Cross-references: Link to reference/operational-commands for swamp audit CLI reference, reference/doctor for swamp doctor audit, the how-to guides for AI agent setup.


New Page 6: "Datastore Architecture" (explanation/datastore-architecture.md, order 12)

Why this page is needed: The datastore is the persistence layer beneath everything — definitions, workflow runs, data outputs, secrets, audit logs. The reference page documents configuration options, but users with S3 backends, shared datastores, or distributed teams need to understand how the datastore actually works internally.

What to cover:

  1. What the datastore stores. Evaluated definitions, workflow run records, data outputs (resources and files), vault-encrypted secrets, audit logs, extension catalog metadata, and the WAL. Explain why all of these live in one datastore rather than separate storage systems: a single datastore makes backup, migration, and sharing atomic.

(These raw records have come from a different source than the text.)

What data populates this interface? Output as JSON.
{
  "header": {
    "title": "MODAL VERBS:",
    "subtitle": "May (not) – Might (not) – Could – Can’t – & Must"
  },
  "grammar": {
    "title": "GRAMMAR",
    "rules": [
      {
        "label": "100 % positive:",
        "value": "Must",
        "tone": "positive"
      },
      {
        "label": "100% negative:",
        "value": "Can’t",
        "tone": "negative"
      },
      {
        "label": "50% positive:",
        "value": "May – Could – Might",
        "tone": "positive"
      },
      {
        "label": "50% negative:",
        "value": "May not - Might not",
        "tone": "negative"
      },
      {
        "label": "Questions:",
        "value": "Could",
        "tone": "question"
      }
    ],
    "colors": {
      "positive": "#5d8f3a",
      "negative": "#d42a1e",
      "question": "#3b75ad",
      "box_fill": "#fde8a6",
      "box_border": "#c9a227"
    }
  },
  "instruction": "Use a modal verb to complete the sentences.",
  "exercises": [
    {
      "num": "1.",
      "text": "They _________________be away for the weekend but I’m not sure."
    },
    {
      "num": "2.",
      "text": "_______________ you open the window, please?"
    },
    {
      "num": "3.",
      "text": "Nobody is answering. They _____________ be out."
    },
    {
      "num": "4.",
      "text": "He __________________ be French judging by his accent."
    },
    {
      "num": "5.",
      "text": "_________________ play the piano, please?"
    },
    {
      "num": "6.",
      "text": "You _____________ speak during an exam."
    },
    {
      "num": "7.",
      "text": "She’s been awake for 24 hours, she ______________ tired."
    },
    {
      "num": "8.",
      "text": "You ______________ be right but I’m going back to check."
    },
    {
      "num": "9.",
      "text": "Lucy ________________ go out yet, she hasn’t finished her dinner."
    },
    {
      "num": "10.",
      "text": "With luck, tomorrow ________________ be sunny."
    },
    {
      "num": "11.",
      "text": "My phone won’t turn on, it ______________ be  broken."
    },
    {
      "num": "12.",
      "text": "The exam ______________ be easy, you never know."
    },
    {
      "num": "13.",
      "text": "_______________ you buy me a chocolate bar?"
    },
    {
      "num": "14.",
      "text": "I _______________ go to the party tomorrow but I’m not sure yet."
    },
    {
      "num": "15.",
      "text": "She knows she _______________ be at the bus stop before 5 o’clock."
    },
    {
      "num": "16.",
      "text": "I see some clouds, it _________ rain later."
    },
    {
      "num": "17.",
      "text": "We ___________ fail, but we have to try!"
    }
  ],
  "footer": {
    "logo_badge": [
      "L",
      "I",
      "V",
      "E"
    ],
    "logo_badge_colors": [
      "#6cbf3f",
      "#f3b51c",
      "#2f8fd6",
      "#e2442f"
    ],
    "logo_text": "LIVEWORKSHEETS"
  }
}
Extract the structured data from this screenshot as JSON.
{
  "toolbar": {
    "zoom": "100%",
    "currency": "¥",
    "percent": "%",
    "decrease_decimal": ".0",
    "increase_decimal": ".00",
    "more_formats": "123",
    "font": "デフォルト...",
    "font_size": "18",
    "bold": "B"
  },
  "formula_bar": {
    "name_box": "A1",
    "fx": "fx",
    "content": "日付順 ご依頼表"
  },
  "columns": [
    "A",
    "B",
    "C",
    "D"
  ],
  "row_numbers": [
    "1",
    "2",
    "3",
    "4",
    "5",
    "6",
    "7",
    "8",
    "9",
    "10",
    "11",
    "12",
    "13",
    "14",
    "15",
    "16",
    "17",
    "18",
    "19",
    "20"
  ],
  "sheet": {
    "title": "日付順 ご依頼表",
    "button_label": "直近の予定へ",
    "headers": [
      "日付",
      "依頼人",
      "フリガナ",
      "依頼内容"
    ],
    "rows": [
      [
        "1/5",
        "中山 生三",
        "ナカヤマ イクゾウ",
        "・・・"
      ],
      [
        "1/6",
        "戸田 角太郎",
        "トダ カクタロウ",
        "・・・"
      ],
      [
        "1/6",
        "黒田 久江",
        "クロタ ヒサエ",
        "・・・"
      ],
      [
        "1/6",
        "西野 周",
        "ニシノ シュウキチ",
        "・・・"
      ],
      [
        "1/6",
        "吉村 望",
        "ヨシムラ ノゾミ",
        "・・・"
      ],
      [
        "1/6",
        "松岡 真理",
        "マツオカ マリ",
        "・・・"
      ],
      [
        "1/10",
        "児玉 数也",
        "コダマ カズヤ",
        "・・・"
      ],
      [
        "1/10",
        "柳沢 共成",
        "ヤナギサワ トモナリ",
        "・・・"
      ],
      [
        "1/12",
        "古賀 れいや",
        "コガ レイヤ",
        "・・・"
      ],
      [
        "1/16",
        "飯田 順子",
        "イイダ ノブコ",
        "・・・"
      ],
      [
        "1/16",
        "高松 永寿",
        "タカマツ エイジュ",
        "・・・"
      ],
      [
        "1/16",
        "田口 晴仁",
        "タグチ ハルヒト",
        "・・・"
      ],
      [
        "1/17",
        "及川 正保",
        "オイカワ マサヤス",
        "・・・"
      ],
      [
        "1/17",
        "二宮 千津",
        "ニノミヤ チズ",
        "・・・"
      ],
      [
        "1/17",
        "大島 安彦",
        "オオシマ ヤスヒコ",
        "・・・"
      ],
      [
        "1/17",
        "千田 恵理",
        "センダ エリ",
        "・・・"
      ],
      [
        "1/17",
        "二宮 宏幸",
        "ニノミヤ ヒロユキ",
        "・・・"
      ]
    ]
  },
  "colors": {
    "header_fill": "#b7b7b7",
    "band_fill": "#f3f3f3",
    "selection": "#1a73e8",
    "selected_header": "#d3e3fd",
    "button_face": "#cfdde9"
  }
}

  2. Local vs external vs S3 backends. The default datastore is .swamp/ in the repository (local filesystem). An external filesystem path (NFS mount) enables sharing across machines. An S3-compatible backend enables cloud-native shared state. Explain the tradeoffs: local is simplest (no configuration, no network), external filesystem enables shared access without cloud dependencies, S3 enables geo-distributed access with versioning.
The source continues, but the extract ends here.